Weight of a Squash Racket
The weight of a squash racket is an important factor, and the preference for lighter or heavier rackets will vary greatly between individuals. For the record, the average weight of a squash racket – that is the weights that are chosen by most players – lies between 140g and 170g. This appears to be the ideal weight all-round. You can find rackets much lighter in weight, but they are an exception. When considering the weight, you also need to think about the following aspects:
- Centre of gravity is designed into a racket, and experienced players will recognise whether a racket is ‘head heavy’ or ‘head light’. This refers to the location of the centre of gravity, which in the former is closer to the head, and in the latter, further away. Each is favoured by persons with different playing characteristics. Hold a racket by the handle and move it around as you would, and then try one with a different centre of gravity, and you will soon discover which you feel more comfortable with.
- Lightweight rackets, those in the lower end of the average weight range and below, are usually preferred by experienced players. This is because, with less weight driving them, they require a more forceful approach and swing.
- For a newcomer, a slightly heavier racket may be best, and for juniors and sometimes women, a light racket with a slight head-heavy stance will help deliver the required power.

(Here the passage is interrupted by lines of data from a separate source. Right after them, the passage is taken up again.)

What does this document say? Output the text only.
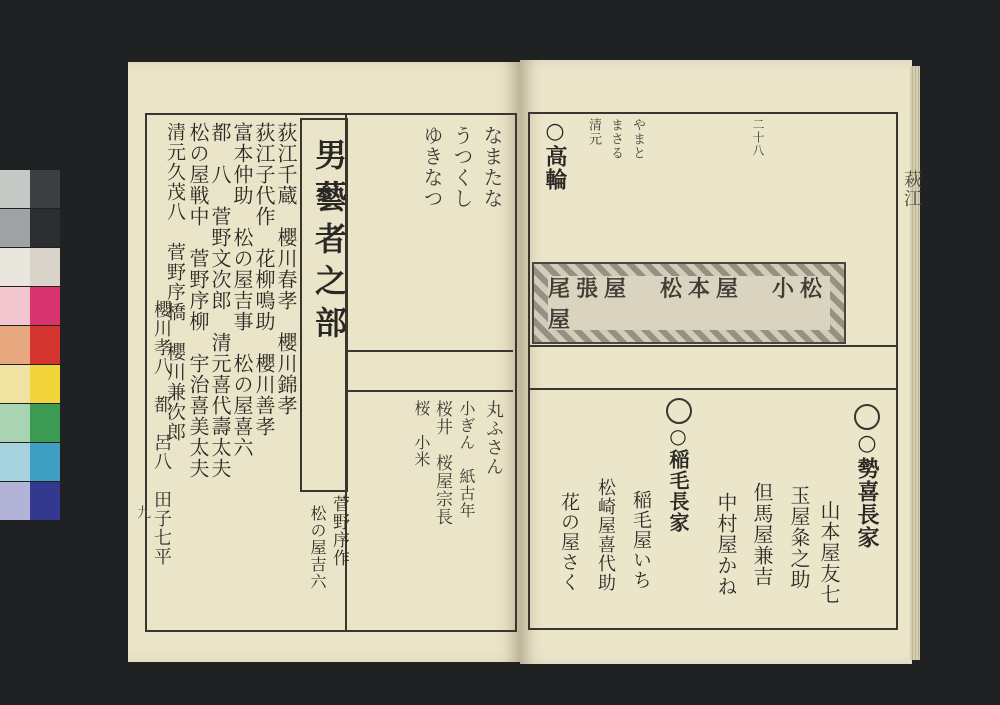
男藝者之部
荻江千蔵　櫻川春孝　櫻川錦孝
荻江子代作　花柳鳴助　櫻川善孝
富本仲助　松の屋吉事　松の屋喜六
都　八　菅野文次郎　清元喜代壽太夫
松の屋戦中　菅野序柳　宇治喜美太夫
清元久茂八　菅野序橋　櫻川兼次郎
櫻川孝八　都　呂八　田子七平	菅野序作
松の屋吉六
なまたな
うつくし
ゆきなつ
丸ふさん
小ぎん　紙古年
桜　小米 桜井　桜屋宗長
九
二十八
やまと
まさる
清元
○高輪
尾張屋　松本屋　小松屋
○勢喜長家
山本屋友七
玉屋粂之助
但馬屋兼吉
中村屋かね
○稲毛長家
稲毛屋いち
松崎屋喜代助
花の屋さく
萩江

- Try a few rackets before buying, and you will be able to rule out those that are too heavy or light, as others will simply feel right in the hand.
Size of the Racket
Squash rackets come in a number of different sizes, with the biggest difference being in the size of the head. This is important to consider, for a number of reasons, so let’s look at the most important.
- A larger or wider head offers a greater ‘sweet spot’, this being the perfect part of the strings with which to strike the ball.
- Rackets with a narrow profile are designed for greater agility, but provide a more limited sweet spot. These are perhaps not the best for a novice, but may be favoured by experienced players. Novice players may be best with a mid-size racket, which combines both attributes.
- The grip on your racket is important, but when buying it’s best to concentrate on head and the weight bias of the racket. This is because the grip is easily customised to suit your own preference, by applying tape to your satisfaction or by using gauze or other materials to allow it to fit your hand more comfortably. This is done by even the most experienced and professional players, and if you are new to the sport, other players will be happy to advise you on the best way to make your grip comfortable.
About the Strings
So far we’ve talked about the feel of the racket, and how it handles when in play. It’s time to have a quick look at the strings, and what you need to consider when choosing your racket. The tension of the strings is all-important and will change with use, but you will find that you can adjust the tension to suit. Here are the factors you need to look at:
- As we said above, it’s the tension you need to think about first, and this is normally set at around 28PSI as standard. By increasing the tension you get a better and more precise touch, while decreasing it will improve the power of your shots.
- The strings your racket is fitted with will be multi-filament, 17 or 18 gauge textured strings. These are specifically for squash, and should be the replacement type when you restring your racket.
- You should restring if you notice any fraying and, if you are a regular player, every couple of months at least as a routine. This will keep your racket in top trim for as long as you play.
Stiffness of the Racket
The modern squash racket is made from one of many different materials, usually metals or fibreglass that are designed to incorporate a level of ‘flexibility’ in the racket. This is what we mean when we mention the stiffness of a racket.
Put simply, a racket that has lower stiffness – greater flex – will be easier to handle, and is perhaps recommended for novices. For more experienced players, the stiffer racket may provide better power, but will not be as easy to handle.
Before You Buy
The above are the various aspects of a squash racket that you should consider when you are choosing one. We recommend you visit a reputable sports shop or talk to others who play squash at your club, and take on board the advice of experienced players and experts on squash rackets. If you try as many as you can, you’ll soon find one that suits your style – that you feel comfortable with – and that is within your budget.